By Joyce Driemeyer
Herbs are merely plants with a present or past history of usefulness. Although we commonly think of herbs for culinary purposes, a great many have a rich medicinal history of use by Native Americans who introduced the early European colonists to their virtues.
Our beautiful witch hazel (Hamamelis virginiana), the fragrant yellow blooms of which appear almost obscured by drying foliage in November, is the last plant to bloom before winter. Yes, woodies can be classified as herbs! And the first shrub to bloom in late winter is the vernal witch hazel, H. vernalis. You can say the blooming season begins and ends with witch hazel. The astringent qualities of infusions and extracts were used by the American Indian for eye ailments and skin problems. Uses were adopted by the settlers, and in the 19th century witch hazel was listed in the U.S. Pharmacopeia and the U.S. Formulary for topical treatments of skin problems and even for hemorrhoids. It is still in use today for that purpose and is also found in many skin lotions.

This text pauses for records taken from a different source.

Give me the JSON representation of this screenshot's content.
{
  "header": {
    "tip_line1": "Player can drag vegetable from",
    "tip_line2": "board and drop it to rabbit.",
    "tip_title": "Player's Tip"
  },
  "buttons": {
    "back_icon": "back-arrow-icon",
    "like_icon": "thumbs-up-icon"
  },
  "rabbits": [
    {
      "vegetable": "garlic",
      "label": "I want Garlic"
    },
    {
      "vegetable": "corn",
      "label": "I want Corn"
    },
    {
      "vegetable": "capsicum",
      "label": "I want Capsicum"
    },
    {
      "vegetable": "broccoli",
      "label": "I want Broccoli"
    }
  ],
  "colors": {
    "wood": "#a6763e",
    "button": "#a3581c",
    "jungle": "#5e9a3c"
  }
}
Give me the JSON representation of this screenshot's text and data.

In July, the lovely red flowers of Monarda didyma – bee balm or Oswego tea – appear. The foliage is aromatic, and was used as a pleasant beverage and to aid digestion. The flowers are an attractant for butterflies and hummers. Plant it in full sun.
A member of the milkweed family is the showy butterfly weed (Asclepias tuberosa). It was used by our natives for a thousand years for treatment of chest and bronchial problems and even pneumonia. It is also called pleurisy root. It grows in full sun, gets about 2-3 ft. tall and has massive reddish-orange terminal umbels – butterflies love it and you will, too.

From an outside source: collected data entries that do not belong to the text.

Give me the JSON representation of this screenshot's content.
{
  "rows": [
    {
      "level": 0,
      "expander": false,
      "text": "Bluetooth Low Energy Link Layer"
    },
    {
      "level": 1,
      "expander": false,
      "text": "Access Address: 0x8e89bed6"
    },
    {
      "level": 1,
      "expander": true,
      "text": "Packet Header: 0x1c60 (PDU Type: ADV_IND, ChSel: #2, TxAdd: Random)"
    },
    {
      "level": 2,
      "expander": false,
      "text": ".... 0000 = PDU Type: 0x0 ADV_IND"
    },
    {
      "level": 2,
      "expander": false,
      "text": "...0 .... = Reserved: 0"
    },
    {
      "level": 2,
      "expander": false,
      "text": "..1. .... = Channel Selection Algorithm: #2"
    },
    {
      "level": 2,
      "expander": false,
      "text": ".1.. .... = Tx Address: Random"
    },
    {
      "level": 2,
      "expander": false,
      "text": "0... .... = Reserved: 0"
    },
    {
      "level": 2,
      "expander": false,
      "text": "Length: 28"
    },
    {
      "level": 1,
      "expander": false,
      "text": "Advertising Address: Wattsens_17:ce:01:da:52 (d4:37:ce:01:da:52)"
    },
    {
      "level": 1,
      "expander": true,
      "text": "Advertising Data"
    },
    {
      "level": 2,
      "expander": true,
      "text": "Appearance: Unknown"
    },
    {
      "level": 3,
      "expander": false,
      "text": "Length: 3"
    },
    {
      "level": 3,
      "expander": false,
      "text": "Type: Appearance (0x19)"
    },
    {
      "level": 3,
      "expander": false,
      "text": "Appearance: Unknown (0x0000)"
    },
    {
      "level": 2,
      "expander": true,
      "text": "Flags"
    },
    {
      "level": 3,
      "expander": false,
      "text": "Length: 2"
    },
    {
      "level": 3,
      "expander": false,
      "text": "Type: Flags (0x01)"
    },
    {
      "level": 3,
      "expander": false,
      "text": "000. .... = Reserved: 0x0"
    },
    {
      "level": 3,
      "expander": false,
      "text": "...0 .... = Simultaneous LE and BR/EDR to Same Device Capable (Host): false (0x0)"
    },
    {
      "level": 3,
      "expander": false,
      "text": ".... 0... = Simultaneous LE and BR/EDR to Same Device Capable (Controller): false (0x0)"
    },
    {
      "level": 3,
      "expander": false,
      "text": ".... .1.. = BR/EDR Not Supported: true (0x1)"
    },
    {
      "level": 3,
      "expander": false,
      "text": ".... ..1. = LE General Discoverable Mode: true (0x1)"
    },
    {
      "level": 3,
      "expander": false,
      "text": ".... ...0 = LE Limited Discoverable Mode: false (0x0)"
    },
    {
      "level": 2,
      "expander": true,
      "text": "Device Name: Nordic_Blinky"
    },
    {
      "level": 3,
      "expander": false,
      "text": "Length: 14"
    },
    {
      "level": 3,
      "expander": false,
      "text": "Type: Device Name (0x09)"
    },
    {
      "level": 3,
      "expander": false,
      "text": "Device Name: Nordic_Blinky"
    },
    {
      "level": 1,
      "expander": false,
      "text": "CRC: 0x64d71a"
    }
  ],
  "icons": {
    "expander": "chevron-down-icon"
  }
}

A shade-tolerant and handsome ground cover is the American wild ginger (Asarum canadense). Its heart-shaped foliage attains a height of 4-5 inches, while the brownish-purple flower, which appears in April, is mostly hidden by the leaves. Like the tropical ginger, it is the rhizome or part of it that is used for flavoring or for medicinal purposes. Some tribes used it for female problems and even as a contraceptive.
One of our most important and ornamental native plants is the coneflower (Echinacea purpurea or E. pallida). It is rhizomatous and presents a great impact on the border. Many cultivars of this wonderful plant have been developed both here and abroad. The Plains Indians used different parts of the coneflower to treat wounds and as a panacea for many ailments. Modern reports claim it stimulates the immune system and also has antiviral and antibacterial properties. Grow it in full sun, where it will attain a height of 3-4 ft. It will flower from July to September. If flower heads are allowed to seed on the plant, yellow finches will adorn it in the fall.
Joyce Driemeyer says she’s semi-retired after more than 25 years as a professional landscape designer. She is a Master Gardener, and volunteers, lectures and conducts classes at Missouri Botanical Garden, and has actively served in both the St Louis Herb Society and The Herb Society of America.